Full details about disabling and reenabling index refresh, see this section of the
Elasticsearch guide:
http://www.elasticsearch.org/guide/reference/api/admin-indices-update-settings.html
Here are 2 sections to incorporate into the manual somewhere. Feel free to edit the text as necessary, and if any of this doesn't make sense let me know.
marty
Understanding the Couchbase plugin for Elasticsearch Performance in Practice
----------------------------------------------------------------------------
The Couchbase plugin for Elasticsearch uses XDCR for the transport of data. One of the
most important parameters controlling the performance of XDCR is "xdcrMaxConcurrentReps".
This value represents the maximum number of replication operations that will take place
concurrently from each node in the Couchbase cluster and it defaults to 32.

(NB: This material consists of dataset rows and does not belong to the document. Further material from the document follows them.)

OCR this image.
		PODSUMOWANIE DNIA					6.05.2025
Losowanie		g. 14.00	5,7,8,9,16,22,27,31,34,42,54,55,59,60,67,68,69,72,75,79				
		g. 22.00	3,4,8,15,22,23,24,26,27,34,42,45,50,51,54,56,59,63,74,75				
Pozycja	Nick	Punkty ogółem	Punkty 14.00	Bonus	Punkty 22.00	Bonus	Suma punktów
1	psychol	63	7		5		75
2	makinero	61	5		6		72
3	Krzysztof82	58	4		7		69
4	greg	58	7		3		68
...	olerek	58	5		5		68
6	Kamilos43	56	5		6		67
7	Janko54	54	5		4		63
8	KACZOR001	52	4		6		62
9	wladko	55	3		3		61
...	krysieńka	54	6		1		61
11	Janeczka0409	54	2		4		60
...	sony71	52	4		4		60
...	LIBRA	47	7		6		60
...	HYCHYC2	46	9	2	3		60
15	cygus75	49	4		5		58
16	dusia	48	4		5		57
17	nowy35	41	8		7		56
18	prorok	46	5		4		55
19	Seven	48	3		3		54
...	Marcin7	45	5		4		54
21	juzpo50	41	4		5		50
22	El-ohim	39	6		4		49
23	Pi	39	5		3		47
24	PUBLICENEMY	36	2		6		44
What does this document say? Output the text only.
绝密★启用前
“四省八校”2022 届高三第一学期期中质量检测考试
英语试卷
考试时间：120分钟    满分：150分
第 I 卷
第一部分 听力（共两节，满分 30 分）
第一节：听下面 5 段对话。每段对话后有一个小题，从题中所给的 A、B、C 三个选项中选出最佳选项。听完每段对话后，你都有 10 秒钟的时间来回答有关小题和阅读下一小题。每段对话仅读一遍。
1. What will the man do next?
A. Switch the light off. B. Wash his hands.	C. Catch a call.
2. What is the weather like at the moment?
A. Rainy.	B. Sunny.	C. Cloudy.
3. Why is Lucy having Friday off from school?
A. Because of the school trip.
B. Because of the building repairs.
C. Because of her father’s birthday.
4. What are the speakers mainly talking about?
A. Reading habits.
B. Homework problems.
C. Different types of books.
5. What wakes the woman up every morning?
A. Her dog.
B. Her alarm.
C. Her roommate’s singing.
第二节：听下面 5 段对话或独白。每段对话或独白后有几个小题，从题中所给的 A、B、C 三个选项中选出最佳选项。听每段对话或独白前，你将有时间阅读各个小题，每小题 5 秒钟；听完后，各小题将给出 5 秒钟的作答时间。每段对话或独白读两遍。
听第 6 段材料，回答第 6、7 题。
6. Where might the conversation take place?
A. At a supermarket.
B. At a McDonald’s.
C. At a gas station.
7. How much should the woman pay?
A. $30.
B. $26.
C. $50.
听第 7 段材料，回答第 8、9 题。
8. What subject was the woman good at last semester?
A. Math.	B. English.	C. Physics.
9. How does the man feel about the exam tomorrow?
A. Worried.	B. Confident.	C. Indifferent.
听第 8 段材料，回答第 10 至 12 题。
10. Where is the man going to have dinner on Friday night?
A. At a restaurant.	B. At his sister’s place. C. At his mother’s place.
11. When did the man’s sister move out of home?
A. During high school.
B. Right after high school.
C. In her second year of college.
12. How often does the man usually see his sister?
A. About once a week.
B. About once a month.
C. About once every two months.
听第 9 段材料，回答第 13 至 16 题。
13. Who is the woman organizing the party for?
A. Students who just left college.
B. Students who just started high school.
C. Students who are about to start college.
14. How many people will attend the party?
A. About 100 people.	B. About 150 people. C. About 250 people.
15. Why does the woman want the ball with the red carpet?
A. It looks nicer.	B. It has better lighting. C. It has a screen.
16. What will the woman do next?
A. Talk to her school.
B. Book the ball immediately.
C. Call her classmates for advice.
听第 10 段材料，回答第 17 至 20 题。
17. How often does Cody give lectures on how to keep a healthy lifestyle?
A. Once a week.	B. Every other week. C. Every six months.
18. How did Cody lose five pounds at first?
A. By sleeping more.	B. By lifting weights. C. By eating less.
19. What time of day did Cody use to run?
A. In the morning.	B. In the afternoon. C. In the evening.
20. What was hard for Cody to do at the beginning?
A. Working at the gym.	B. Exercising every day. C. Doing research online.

In practice this means if I'm replicating from a 5 node Couchbase cluster to a 1 node
Elasticsearch cluster I may have up to 160 concurrent replications targeting a single
Elasticsearch node. Each replication may require multiple TCP connections and this
can end up overwhelming the Elasticsearch node.
Once an Elasticsearch node is overwhelmed a variety of errors may occur. Some of them
are:
Error replicating vbucket 7:
{badmatch, {error,all_nodes_failed,
<<"Failed to grab remote bucket info from any of known nodes">>}}
Error replicating vbucket 7:
{error,{error,timeout}}}
These errors occur because Couchbase is unable to communicate with Elasticsearch in a
reasonable amount of time. XDCR can recover from these types of errors, but your
replication may take longer to complete, or operate with higher latency because these
operations must be retried at a later time.
In circumstances such as this, it may help to lower the "xdcrMaxConcurrentReps" so that
the total number of concurrent replications for the whole cluster is a more reasonable
number.
Initial Elasticsearch Indexing of an Existing Couchbase Bucket
--------------------------------------------------------------
Often times you have an existing Couchbase bucket with a large number of documents in
production. When you initially start to index this data with Elasticsearch a large
number of documents will be transferred in bulk. While this should work with the default
settings, there are some settings which can be tweaked in Elasticsearch to make this
initial indexing phase complete faster.
The "refresh_interval" setting in Elasticsearch controls how frequently newly indexed
items become available in search results. During a bulk load, we trade-off access to the
newly indexed items, in exchange for faster overall indexing time.
Full details about disabling and reenabling index refresh, see this section of the
Elasticsearch guide:
http://www.elasticsearch.org/guide/reference/api/admin-indices-update-settings.html
Well I actually started to include the commands in the text as well, but there also several other related options. I'm just not sure we want to reproduce all that text in our manual. Given how frequently their APIs change I can only assume that the configuration settings and related documentation changes as well. Seems to me like if our users want to support document expiration, they have to read this section in the Elasticsearch guide.
----------------
I also just remembered that we'll need a section documenting how document expiration works.
In short, users will need to manually enable the "_ttl" field in their Elasticsearch index mapping.
See: http://www.elasticsearch.org/guide/reference/mapping/ttl-field.html
If they don't do this, then we end up relying on XDCR passing the document deletes across the wire, and this will happen substantially later than the TTL value.